Standard Electrode Potential: Its Importance

Redox reactions, which are composed of two half-reactions, constitute the foundation of all electrochemical cells.

At the anode, there is an oxidation half-reaction that results in an electron loss.

At the cathode, a reduction event occurs that results in an electron gain. The anode to the cathode is where the electrons move as a result.

The difference in the individual potentials of each electrode causes an electric potential to develop between the anode and the cathode (which are dipped in their respective electrolytes).

With the aid of a voltmeter, the cell potential of an electrochemical cell can be determined. A half-individual cell's potential, however, cannot be precisely quantified on its own.

It's also critical to remember that this potential can alter in response to modifications in pressure, temperature, or concentration.

The requirement for standard electrode potential emerges in order to acquire the individual reduction potential of a half-cell.

With the use of a reference electrode known as the standard hydrogen electrode, it is measured (abbreviated to SHE). SHE has an electrode potential of 0 volts.

By connecting an electrode to the SHE and measuring the cell potential of the resulting galvanic cell, the standard electrode potential of the electrode can be determined.

An electrode's oxidation potential is the polar opposite of its reduction potential. As a result, an electrode's standard reduction potential can be used to define its standard electrode potential.

High standard reduction potentials are exhibited by good oxidizing agents, whereas low standard reduction potentials are exhibited by good reducing agents.

Ca2+ has a standard electrode potential of -2.87 V, while F2 has a standard electrode potential of +2.87 V. This suggests that Ca is a reducing agent while F2 is an excellent oxidizing agent.

Measurement of standard electrode potential

The Standard Hydrogen Electrode (SHE) is coupled to a metal (or non-metal) electrode that contains its ion. H2 and H+ ions make up SHE. Under normal circumstances, a certain value of voltage is seen across the electrodes depending on the type of metal and ions used. For the specific metal/ion pairing, this is known as the "standard electrode potential value."

Uses of standard electrode potential

a)Redox Reactions' Spontaneity

The Gibbs free energy, or "G^o," must be negative if a redox reaction occurs on its own. The following equation provides an explanation:

G^ocell = -nFE⁰cell

F is Faraday's constant, and n is the total number of moles of electrons created for every mole of product (approximately 96485 C.mol-1).
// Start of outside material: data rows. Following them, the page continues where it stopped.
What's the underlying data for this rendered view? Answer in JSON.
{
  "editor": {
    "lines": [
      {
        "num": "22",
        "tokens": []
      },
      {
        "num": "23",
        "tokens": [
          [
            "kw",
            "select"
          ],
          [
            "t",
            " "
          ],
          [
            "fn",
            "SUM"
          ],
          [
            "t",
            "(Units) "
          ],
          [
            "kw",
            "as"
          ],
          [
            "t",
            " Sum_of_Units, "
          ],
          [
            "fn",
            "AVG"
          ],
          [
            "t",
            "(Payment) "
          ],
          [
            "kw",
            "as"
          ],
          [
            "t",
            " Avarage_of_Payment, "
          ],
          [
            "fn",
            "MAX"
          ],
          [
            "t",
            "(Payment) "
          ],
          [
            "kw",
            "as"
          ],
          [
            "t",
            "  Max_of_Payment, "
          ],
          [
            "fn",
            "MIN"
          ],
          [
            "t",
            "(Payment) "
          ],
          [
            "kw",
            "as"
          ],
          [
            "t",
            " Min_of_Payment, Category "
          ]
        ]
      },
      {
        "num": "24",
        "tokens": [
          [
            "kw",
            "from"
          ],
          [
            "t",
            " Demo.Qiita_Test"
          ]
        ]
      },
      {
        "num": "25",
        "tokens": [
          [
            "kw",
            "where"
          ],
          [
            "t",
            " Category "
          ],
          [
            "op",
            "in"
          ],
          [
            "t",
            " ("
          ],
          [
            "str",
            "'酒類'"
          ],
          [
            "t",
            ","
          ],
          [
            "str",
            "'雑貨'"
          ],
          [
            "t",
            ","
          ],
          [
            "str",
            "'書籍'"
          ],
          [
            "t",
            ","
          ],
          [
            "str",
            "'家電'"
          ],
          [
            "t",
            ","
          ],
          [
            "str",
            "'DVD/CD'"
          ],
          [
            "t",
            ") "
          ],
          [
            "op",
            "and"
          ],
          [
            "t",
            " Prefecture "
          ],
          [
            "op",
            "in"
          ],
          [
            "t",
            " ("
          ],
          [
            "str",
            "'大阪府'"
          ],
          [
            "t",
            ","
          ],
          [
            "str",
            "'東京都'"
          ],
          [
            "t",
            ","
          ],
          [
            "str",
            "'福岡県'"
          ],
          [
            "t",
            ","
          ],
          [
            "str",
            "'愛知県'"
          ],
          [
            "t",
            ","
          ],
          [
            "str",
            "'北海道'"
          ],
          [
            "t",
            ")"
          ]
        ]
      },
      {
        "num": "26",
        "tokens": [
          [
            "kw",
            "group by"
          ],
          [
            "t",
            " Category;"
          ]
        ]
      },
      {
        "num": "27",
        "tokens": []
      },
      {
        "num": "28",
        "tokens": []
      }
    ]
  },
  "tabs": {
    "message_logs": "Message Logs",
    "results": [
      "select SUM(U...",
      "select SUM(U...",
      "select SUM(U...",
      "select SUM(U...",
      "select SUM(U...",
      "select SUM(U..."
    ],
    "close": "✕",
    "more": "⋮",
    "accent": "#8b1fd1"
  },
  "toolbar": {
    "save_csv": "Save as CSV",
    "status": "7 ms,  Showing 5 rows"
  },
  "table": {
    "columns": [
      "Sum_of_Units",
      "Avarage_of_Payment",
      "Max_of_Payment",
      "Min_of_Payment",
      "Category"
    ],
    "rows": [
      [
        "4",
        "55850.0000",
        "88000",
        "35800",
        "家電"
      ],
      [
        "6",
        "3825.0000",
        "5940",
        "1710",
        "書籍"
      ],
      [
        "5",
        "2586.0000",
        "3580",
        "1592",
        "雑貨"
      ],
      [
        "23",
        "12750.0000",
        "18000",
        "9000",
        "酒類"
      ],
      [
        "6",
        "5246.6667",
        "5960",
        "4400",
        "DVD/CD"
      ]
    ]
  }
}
The following equation can be used to determine the E⁰cell:

E⁰cell = E⁰cathode – E⁰anode

As a result, the E⁰cell can be calculated by deducting the cathode's standard electrode potential from the anode's. Because both n and F have positive positive values and the G^o value must be negative, the E⁰cell must be positive for a redox reaction to be spontaneous.

This suggests that during an unplanned process,

Since E⁰cell > 0, it follows that E⁰cathode > E⁰anode.

Thus, the cathode and anode's typical electrode potentials can be used to estimate how spontaneously a cell response would occur. It should be noted that the cell's " G^o " in electrolytic cells is positive while the cell's "G^o" in galvanic cells is negative.